Lah kok jadi mirip suku primitif?
Betul. Pendekatan ini memang diambil dari analogi Patrick Hanlon di buku best seller-nya, Primal Branding. Ketujuhnya dikenal juga dengan nama Primal Code, meniru dunia paleontology untuk menggambarkan silsilah asal-usul manusia.
Model ini berangkat dari tesis bahwa setiap orang memiliki kebutuhan untuk menjadi bagian dari suatu kelompok, suatu gerakan, suatu sebab yang bersama berjuang menuju suatu titik. Kita nyaman untuk memilih brand yang sejalan dengan kepribadian kita. Brand yang berjuang untuk sesuatu yang kita juga yakini, bukan sebaliknya.
Dengan demikian, creation story adalah yang pertama-tama perlu Anda bangun. Dekatkan brand Anda dengan konsumen yang Anda tuju melalui cerita-cerita seputar mengapa brand Anda ada. Bagaimana brand Anda lahir.
Contoh klasik tentang ini adalah bagaimana Apple terus menerus mengangkat cerita tentang Steve Jobs dan Steve Wozniak yang mengawali usaha mereka dari garasi setelah drop out kuliah.
Atau tentang bagaimana Nike awalnya berada di belakang tim atletik perguruan tinggi tersukses di Amerika. Atau tentang Gatorade yang awalnya adalah minuman eksperimen bagi atlet American Futball, juga di perguruan tinggi.
Bukan hanya sejarahnya sebenarnya, tak kalah penting adalah agar konsumen bisa mengerti bahwa brand Anda ada karena suatu sebab.
Lalu, penting buat konsumen untuk mengelompokkan diri ke dalam suku tertentu. Apakah egaliter dan mendobrak kemapanan seperti AirAsia-kah? Kompetitif dan agresif seperti Nike atau Gatorade-kah?
Semua menggambarkan diri kita dan mendorong kita memilih satu brand dan bukan brand lainnya.
Inilah mengapa tanpa iklan pun Starbucks berjaya membentuk kelompok konsumen yang loyal. Brand loyalis ini sering mengungkapkan bahwa mereka belum ”bangun” tanpa Starbucks.

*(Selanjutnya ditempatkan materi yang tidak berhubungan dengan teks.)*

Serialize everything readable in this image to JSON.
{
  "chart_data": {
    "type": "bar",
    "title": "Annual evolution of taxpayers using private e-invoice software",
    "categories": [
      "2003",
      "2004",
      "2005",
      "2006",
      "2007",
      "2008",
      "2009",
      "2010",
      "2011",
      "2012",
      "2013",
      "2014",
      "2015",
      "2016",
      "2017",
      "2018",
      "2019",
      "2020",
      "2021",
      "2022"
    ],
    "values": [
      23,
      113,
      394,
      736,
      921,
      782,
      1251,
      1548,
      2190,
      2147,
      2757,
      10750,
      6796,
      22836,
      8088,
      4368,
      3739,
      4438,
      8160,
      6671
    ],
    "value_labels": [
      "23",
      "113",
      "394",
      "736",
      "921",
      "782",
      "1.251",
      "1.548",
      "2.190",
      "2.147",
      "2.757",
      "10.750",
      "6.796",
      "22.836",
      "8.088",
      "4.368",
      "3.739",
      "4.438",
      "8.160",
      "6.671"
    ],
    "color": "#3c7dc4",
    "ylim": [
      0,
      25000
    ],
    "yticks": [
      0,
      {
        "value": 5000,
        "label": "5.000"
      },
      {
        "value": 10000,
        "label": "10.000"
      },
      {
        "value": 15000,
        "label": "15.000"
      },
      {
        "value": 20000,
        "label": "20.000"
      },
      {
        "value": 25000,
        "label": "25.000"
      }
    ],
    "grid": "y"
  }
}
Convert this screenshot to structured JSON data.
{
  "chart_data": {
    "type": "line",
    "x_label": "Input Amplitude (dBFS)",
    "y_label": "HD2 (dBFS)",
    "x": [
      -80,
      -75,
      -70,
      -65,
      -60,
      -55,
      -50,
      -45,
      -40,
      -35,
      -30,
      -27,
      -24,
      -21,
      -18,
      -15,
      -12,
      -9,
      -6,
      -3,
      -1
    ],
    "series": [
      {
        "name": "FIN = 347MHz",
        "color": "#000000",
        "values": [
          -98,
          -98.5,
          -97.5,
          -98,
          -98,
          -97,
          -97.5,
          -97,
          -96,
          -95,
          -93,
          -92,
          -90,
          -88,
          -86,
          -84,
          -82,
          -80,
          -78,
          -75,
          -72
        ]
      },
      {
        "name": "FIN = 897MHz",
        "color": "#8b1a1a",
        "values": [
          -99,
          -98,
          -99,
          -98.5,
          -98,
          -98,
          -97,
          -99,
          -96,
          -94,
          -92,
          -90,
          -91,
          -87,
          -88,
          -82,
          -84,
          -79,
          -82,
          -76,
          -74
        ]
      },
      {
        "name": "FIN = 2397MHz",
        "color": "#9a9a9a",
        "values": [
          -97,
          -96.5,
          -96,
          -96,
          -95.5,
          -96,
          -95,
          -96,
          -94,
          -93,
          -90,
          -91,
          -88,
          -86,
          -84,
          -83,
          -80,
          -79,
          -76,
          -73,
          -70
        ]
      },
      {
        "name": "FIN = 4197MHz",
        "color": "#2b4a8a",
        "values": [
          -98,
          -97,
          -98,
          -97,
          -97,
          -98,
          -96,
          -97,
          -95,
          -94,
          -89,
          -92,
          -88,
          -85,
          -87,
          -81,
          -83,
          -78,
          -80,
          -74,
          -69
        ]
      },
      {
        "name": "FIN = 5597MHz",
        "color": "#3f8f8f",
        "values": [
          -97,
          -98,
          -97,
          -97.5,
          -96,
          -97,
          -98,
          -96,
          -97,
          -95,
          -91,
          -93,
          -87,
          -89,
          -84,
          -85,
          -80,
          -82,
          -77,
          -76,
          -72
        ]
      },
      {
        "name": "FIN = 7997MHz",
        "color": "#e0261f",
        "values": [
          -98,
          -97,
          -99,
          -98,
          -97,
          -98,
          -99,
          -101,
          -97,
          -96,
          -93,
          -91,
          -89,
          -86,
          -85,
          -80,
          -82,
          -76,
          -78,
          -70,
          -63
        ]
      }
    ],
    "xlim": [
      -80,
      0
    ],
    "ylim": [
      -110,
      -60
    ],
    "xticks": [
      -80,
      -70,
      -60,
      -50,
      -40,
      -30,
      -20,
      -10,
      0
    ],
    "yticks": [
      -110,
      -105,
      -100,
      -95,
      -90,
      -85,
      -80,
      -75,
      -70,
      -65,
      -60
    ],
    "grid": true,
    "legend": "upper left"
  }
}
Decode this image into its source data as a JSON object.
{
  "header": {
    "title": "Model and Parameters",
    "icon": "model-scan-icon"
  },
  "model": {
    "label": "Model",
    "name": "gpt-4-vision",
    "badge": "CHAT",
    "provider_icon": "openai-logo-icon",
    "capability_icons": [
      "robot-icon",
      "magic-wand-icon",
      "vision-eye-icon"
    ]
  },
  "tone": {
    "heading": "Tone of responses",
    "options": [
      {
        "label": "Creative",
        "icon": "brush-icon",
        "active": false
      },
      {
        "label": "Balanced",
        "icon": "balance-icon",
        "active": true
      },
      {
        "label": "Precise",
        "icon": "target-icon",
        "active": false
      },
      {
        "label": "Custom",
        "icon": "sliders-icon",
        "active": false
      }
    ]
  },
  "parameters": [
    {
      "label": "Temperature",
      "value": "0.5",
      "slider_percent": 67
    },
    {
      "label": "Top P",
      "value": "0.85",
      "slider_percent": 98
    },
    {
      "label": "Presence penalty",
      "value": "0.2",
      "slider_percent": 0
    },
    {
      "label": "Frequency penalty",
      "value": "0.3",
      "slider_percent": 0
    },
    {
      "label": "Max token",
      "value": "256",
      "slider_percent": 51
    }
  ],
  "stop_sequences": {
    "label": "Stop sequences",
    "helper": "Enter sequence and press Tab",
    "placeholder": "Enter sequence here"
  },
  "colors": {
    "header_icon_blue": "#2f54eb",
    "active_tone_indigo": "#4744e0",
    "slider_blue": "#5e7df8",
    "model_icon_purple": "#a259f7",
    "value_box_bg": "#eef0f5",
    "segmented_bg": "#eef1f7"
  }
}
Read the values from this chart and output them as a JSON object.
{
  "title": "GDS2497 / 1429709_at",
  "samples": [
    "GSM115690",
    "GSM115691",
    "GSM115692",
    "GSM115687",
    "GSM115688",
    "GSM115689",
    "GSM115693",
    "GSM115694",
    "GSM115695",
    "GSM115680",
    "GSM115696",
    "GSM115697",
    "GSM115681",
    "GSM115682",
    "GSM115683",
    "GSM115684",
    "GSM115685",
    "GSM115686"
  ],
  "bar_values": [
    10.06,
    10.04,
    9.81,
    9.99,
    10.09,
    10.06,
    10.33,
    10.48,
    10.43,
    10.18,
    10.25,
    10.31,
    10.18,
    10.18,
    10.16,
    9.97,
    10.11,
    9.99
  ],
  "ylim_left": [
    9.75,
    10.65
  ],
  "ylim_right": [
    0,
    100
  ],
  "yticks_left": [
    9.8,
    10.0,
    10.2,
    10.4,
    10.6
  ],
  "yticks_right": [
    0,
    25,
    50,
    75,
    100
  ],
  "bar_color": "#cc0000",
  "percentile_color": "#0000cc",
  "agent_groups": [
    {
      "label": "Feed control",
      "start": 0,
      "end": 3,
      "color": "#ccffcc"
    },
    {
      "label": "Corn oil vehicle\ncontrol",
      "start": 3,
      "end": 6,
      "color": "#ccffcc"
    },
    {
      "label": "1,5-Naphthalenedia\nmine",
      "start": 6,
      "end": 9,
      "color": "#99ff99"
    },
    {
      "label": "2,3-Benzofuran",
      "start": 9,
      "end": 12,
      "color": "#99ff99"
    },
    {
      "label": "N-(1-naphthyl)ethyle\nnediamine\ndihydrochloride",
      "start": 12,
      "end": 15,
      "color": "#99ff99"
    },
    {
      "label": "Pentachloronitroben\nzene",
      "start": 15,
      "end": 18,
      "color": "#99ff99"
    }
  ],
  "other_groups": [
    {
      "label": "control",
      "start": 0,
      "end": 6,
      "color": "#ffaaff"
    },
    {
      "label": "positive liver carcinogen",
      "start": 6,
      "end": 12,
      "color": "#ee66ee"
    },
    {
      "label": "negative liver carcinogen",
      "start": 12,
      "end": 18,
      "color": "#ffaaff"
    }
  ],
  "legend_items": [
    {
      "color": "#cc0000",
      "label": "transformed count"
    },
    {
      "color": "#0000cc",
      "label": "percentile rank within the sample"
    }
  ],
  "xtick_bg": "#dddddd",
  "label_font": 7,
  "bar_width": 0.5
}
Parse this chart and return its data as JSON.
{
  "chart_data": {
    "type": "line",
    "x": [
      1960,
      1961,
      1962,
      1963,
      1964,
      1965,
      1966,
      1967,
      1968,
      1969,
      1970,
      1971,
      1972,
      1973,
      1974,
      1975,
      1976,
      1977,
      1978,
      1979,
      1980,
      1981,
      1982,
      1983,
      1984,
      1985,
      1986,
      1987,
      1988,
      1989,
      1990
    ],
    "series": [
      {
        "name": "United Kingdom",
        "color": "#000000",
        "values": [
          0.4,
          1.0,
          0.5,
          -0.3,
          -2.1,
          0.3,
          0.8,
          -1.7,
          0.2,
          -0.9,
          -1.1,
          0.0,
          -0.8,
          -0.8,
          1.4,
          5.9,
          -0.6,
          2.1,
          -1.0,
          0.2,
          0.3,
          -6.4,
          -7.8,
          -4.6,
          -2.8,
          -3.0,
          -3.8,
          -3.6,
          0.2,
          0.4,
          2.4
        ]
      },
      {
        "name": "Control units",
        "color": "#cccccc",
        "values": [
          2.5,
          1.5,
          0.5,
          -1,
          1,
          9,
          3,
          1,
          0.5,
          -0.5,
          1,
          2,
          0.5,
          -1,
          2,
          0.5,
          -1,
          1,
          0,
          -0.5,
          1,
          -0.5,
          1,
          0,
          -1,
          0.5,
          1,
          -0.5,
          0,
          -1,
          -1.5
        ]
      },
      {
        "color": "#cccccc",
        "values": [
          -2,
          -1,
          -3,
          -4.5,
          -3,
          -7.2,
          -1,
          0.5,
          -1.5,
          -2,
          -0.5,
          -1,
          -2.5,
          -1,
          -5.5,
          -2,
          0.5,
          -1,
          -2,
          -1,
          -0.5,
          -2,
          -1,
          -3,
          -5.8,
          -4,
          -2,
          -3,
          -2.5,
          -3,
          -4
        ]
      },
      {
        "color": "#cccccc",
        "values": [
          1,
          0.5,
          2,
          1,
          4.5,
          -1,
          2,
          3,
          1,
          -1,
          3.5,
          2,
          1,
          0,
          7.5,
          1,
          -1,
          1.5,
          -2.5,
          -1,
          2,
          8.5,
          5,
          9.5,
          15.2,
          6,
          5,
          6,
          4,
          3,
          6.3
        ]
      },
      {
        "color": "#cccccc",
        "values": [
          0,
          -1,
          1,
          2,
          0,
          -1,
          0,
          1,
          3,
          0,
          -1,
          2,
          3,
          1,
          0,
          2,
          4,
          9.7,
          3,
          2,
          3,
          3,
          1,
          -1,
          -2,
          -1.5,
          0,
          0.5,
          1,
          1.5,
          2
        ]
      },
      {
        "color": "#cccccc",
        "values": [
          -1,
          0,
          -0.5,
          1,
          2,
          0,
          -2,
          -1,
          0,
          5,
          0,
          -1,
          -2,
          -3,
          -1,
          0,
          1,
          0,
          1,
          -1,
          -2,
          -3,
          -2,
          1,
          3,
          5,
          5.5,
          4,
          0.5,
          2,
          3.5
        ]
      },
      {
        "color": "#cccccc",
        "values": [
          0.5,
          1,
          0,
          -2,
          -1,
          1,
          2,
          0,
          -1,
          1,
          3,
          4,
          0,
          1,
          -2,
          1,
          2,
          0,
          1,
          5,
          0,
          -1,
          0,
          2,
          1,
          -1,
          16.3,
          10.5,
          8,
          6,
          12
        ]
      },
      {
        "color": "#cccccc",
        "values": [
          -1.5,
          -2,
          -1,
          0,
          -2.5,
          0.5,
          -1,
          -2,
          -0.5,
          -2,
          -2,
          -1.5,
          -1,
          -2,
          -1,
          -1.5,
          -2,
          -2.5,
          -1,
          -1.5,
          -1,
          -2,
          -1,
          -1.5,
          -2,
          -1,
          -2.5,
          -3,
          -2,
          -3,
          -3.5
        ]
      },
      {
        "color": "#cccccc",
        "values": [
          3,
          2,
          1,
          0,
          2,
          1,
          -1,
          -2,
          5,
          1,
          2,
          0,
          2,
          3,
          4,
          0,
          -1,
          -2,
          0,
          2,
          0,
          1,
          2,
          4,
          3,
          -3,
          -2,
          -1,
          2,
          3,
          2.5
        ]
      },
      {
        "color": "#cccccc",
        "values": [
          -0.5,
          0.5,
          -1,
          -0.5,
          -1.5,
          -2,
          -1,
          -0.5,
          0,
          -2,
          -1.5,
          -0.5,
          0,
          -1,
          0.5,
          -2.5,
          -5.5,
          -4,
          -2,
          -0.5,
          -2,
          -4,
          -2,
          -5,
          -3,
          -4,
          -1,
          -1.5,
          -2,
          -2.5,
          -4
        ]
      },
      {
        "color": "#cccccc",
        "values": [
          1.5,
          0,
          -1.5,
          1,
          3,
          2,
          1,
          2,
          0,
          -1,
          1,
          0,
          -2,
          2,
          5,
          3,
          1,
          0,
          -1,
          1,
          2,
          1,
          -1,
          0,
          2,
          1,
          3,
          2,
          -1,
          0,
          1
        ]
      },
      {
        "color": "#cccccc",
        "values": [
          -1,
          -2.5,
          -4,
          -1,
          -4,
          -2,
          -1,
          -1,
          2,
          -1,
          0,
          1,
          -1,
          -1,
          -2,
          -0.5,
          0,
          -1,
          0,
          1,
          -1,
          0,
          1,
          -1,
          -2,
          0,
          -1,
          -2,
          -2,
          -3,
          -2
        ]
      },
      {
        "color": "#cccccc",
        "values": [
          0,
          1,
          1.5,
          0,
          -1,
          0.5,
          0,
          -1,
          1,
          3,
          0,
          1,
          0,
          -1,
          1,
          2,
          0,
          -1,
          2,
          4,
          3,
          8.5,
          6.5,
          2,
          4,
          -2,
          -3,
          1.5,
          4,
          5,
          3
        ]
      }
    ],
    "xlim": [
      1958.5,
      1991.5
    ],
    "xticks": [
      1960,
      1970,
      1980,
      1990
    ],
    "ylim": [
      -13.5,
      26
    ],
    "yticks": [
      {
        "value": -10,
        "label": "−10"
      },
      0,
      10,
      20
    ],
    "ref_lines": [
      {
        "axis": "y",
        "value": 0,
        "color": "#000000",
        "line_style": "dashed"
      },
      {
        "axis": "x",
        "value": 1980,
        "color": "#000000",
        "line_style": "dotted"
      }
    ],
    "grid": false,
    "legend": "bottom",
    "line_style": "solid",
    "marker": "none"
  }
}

Dibanding coffee shop lain, barangkali sebenarnya produk mereka sama saja. Yang membedakan adalah bahwa dengan menggenggam Starbucks, tiba-tiba kita menjadi bagian dari komunitas yang aktif, kreatif, muda dan menikmati hidup.
Inilah sebenarnya pesan-pesan yang terus dibangun dibalik cerita tentang sejarah Starbucks yang sejak awal menempatkan diri sebagai tempat ketiga setelah rumah dan kantor.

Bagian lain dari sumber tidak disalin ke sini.